Flash game design postmortem - shard
http://lab.wx3.com/wordpress/?page_id=3

======
WilliamLP
Nice game. Since you're interested in criticism, and I think it's the little
touches that make people think a game is 5/5 instead of 4/5:

\- I second the tiny screen complaint. The small enemy fighters might as well
be pixels. A full screen option, if technically possible, would dramatically
improve playability.

\- I don't "feel" the movement system. I'd prefer really big thruster effect
when I accellerate and turn. You have this but it's tiny. I want to feel
Newton's Third Law. This game is way way behind Star Control II as far as the
fun factor of simply moving the ship around.

\- Combat doesn't feel strategic at all, but just like a spazzy click-fest. I
have no idea how you'd solve that, but look at how much more fun the combat
is, again, in Star Control 2.

\- The store system, where an option to buy the weapon doesn't show up until
you buy the previous one in the ladder, feels gamey and artificial, and turns
me off a bit.

\- Going into the Flex interface in the starbase instantly, with the music and
sound suddenly stopping, is jarring and feels very amateurish. Something like
a docking animation, with the buy/sell interface consistent with the look and
feel of the rest of the game, would go a long way towards making this game
seem professional.

\- Nexus warps on the minimap look way too much like planets, they should
really stand out.

\- The pop-up mission objectives, again to me, make this feel like an amateur
game from the 90s. I'm not sure how that could be made better but other games
(say the level objectives from Starcraft or Warcraft) don't feel this way.
Having some voice would of course be best but I understand the size
constraints. Still some Flash games do this very well, notably Sonny and Sonny
2, and Robokill.

\- Sorry, but the player ship is kind of ugly.

PS: I'm very much in your target market. I've bought Robokill, World of Goo,
Braid, Aquaria, and many independent RPGs.

------
sadiq
"Flash runs much slower than native code, even slower than Java (which is
interpreted byte code)."

A little part of me just died.

Java hasn't been wholly interpreted for an awfully awfully long time. It's
amusing that people still have the perception it's slow, when there are only a
handful of things out there that are comparable in terms of performance.

------
ArcticCelt
What I was the most interested in was the financial aspect of it.
Unfortunately it was an unwritten section. Does anyone know any resources or
article talking about the financial aspect of flash games. Is it possible to
make any money at all developing them?

------
jasonkester
Fun game, but it needs a couple things before it is playable.
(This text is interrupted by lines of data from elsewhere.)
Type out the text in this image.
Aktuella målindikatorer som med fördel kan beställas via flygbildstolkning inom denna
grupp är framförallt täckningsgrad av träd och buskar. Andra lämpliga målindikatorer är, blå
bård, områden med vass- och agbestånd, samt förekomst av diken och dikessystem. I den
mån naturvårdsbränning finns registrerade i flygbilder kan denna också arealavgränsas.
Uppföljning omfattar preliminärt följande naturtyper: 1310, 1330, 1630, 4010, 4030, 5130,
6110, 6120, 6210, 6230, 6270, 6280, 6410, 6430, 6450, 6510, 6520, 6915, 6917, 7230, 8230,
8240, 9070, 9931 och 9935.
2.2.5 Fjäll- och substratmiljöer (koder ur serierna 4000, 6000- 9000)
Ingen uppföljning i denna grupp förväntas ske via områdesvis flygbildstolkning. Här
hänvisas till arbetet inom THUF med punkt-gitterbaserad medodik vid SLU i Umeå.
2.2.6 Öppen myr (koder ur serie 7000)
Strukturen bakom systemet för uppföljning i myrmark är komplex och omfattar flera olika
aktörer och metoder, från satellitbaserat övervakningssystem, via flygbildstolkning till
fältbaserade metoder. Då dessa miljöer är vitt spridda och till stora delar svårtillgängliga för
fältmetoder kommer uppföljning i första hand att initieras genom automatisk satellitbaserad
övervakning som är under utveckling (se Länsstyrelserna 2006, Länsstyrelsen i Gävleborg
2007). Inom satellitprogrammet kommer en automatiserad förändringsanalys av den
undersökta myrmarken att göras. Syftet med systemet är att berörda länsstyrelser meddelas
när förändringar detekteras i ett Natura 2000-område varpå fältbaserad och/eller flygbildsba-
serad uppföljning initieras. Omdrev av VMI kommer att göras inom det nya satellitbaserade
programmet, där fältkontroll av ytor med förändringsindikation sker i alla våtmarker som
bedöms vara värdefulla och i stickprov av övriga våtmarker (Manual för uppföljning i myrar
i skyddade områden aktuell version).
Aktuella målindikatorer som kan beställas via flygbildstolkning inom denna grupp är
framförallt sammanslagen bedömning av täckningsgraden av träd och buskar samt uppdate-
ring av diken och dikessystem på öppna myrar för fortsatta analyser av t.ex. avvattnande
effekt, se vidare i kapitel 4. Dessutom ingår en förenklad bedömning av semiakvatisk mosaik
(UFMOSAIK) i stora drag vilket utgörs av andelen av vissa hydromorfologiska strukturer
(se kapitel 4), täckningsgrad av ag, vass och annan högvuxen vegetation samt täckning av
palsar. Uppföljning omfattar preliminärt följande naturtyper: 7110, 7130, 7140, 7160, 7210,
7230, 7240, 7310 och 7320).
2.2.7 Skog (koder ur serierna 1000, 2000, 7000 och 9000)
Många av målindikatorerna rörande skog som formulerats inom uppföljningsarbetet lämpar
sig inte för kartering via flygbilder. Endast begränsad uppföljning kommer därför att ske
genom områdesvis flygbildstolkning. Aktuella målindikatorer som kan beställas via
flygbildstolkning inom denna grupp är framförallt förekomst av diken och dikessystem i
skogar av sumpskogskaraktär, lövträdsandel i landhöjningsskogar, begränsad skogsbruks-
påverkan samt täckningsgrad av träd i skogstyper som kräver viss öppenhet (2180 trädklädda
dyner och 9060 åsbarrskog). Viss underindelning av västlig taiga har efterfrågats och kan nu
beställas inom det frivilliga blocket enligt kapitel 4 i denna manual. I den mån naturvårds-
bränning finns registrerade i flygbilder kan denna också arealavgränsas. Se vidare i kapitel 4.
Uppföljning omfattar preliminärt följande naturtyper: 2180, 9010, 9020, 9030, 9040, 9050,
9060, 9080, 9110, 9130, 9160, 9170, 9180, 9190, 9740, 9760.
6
\- Most important is some form of "Maximize" button that puts the game window
into full-screen, or at least full-window mode. The game window as it stands
is a tiny fraction of my screen, way too small to see what's going on. At the
least, I'd expect that somebody has written a GreaseMonkey script by now to
set the width of your Flash embed to 100%, but really this is something you
should build in yourself.

\- For a game that revolves around rapidly clicking things as they come onto
the edge of the screen, surrounding said screen with clickable banner ads that
open in the same window is just disaster waiting to happen. (that's what ended
my playtesting session)

Oh, and one playtesting note: I made it to the end of the tutorial without
realizing that I was supposed to have killed that "practice satellite" way
back at the beginning. I flew around aimlessly for a while, and was pretty
close to simply closing the tab instead of flying all the way back to the
start to see if I'd missed anything.